What should I do to fix this error?

Best wishes sly

sinamajidian commented 8 months ago

Thanks Sly for the response. You mentioned that you "got these results without error." Was it the same species that the error happens?

Could you please share with us the full mplog.log file. It seems that you are re-writing the files. Would be best to start the analysis in a new folder. Otherwise, the results of alignment of two runs (200 gene markers and full one ) gets mixed.

sly724 commented 8 months ago

Hi @sinamajidian

Thank you for your reply. I've figured out the reason for the error. First, I didn't name the reads file exactly as you specified (species_R1.fastq/species_R2.fastq) and my file name is as follows:38.物种名_1.clean.fq.gz/38.物种名_2.clean.fq.gz;Second, my reads file names include Chinese fonts. I adjusted the reads file naming for all species and I succeeded.

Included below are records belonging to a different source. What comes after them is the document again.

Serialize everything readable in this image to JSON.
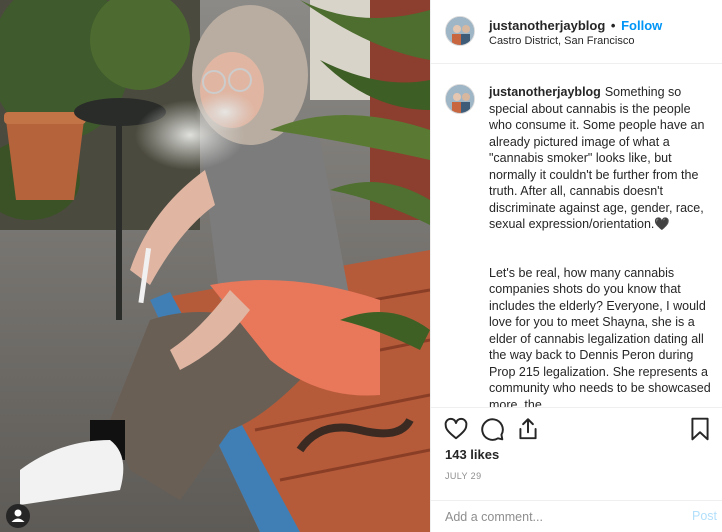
{
  "post": {
    "username": "justanotherjayblog",
    "dot": "•",
    "follow_label": "Follow",
    "location": "Castro District, San Francisco"
  },
  "caption": {
    "username": "justanotherjayblog",
    "paragraph1": "Something so special about cannabis is the people who consume it. Some people have an already pictured image of what a \"cannabis smoker\" looks like, but normally it couldn't be further from the truth. After all, cannabis doesn't discriminate against age, gender, race, sexual expression/orientation.🖤",
    "paragraph2": "Let's be real, how many cannabis companies shots do you know that includes the elderly? Everyone, I would love for you to meet Shayna, she is a elder of cannabis legalization dating all the way back to Dennis Peron during Prop 215 legalization. She represents a community who needs to be showcased more. the"
  },
  "actions": {
    "like_icon": "heart-icon",
    "comment_icon": "comment-icon",
    "share_icon": "share-icon",
    "save_icon": "bookmark-icon"
  },
  "likes_text": "143 likes",
  "date_text": "JULY 29",
  "comment": {
    "placeholder": "Add a comment...",
    "post_label": "Post"
  },
  "colors": {
    "accent": "#0095f6",
    "post_disabled": "#b2dffc",
    "muted": "#8e8e8e",
    "border": "#efefef"
  }
}
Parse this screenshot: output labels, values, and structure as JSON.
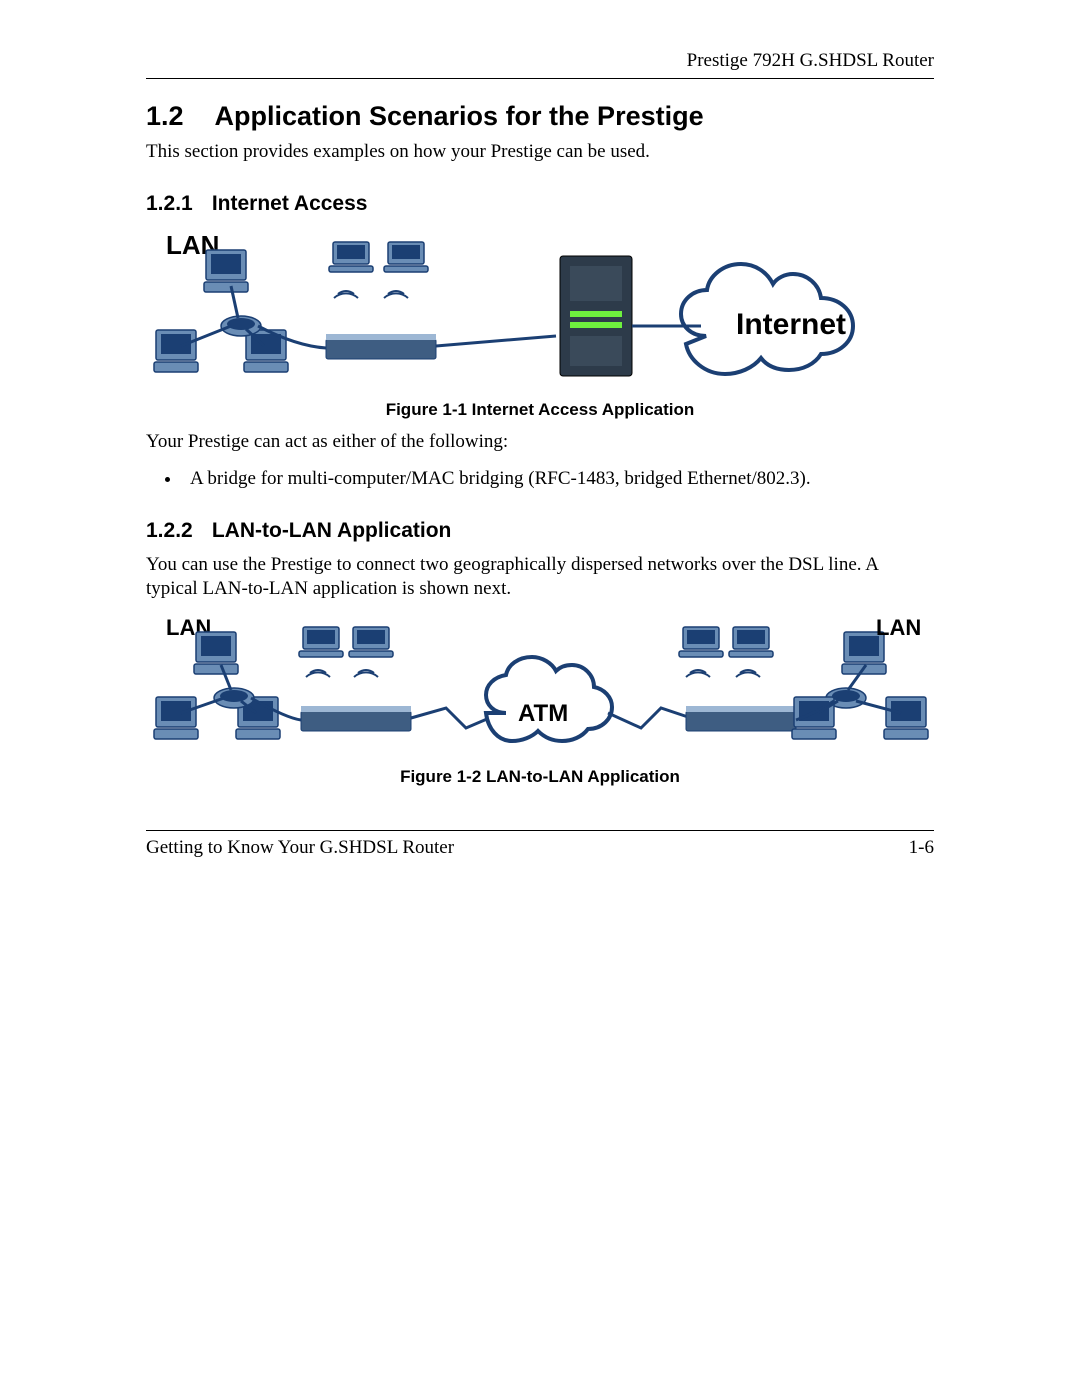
{
  "header": {
    "product": "Prestige 792H G.SHDSL Router"
  },
  "section": {
    "number": "1.2",
    "title": "Application Scenarios for the Prestige",
    "intro": "This section provides examples on how your Prestige can be used."
  },
  "sub1": {
    "number": "1.2.1",
    "title": "Internet Access",
    "figure_label_lan": "LAN",
    "figure_label_internet": "Internet",
    "caption": "Figure 1-1 Internet Access Application",
    "after_fig": "Your Prestige can act as either of the following:",
    "bullet1": "A bridge for multi-computer/MAC bridging (RFC-1483, bridged Ethernet/802.3)."
  },
  "sub2": {
    "number": "1.2.2",
    "title": "LAN-to-LAN Application",
    "para": "You can use the Prestige to connect two geographically dispersed networks over the DSL line.  A typical LAN-to-LAN application is shown next.",
    "figure_label_lan_left": "LAN",
    "figure_label_lan_right": "LAN",
    "figure_label_atm": "ATM",
    "caption": "Figure 1-2 LAN-to-LAN Application"
  },
  "footer": {
    "chapter": "Getting to Know Your G.SHDSL Router",
    "page": "1-6"
  }
}
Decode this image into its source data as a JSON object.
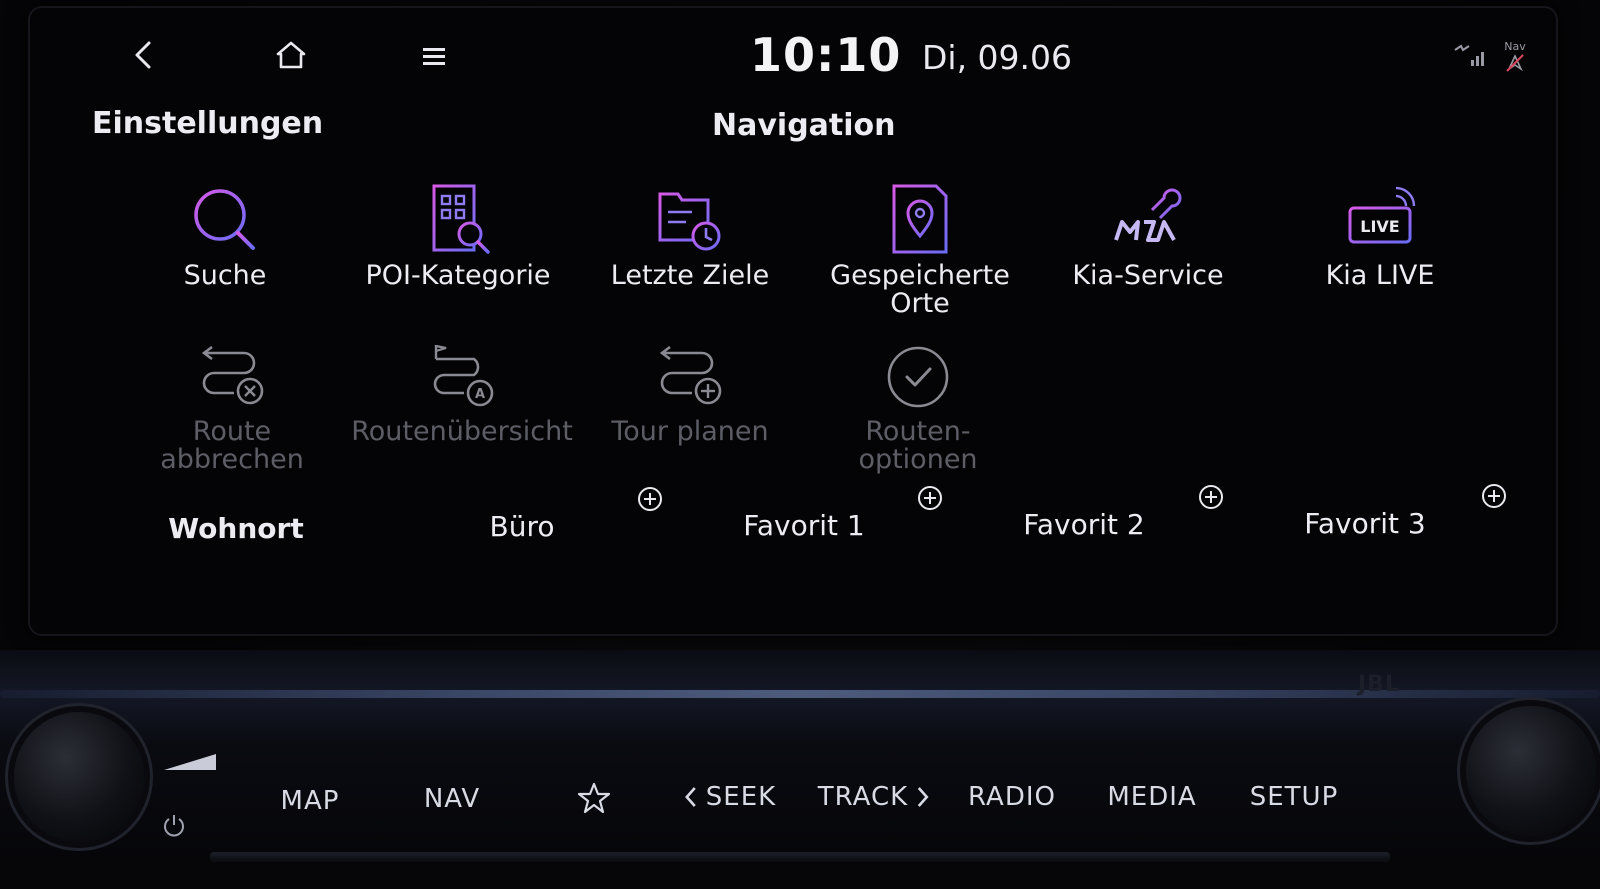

--- Tree inference --- 2023-11-17 22:29:17,754 - read2tree.TreeInference - INFO - merge: Tree inference took 32.54426026344299. (39Ddtl_R1:0.0673121808,38Mhtl_R1:0.0878371145,(44Hnjt_R1:0.0881589205,((((CIMLE:0.1771613970,RHOPR:0.1652477443):0.1578374932,(ACYPI:0.3422935192,DIACI:0.3035898292):0.0628138094):0.0824901814,PEDHC:0.2940334757):0.0896128651,ZOONE:0.1238414304):0.0517699561):0.0181870257); This work is completed!

Thank you again. sly

sinamajidian commented 8 months ago

That's awesome! Glad to hear that you resolved the issue.

Best regards, Sina

sinamajidian commented 8 months ago

Just one thing, you may need to re-root the tree based on the outgroup species.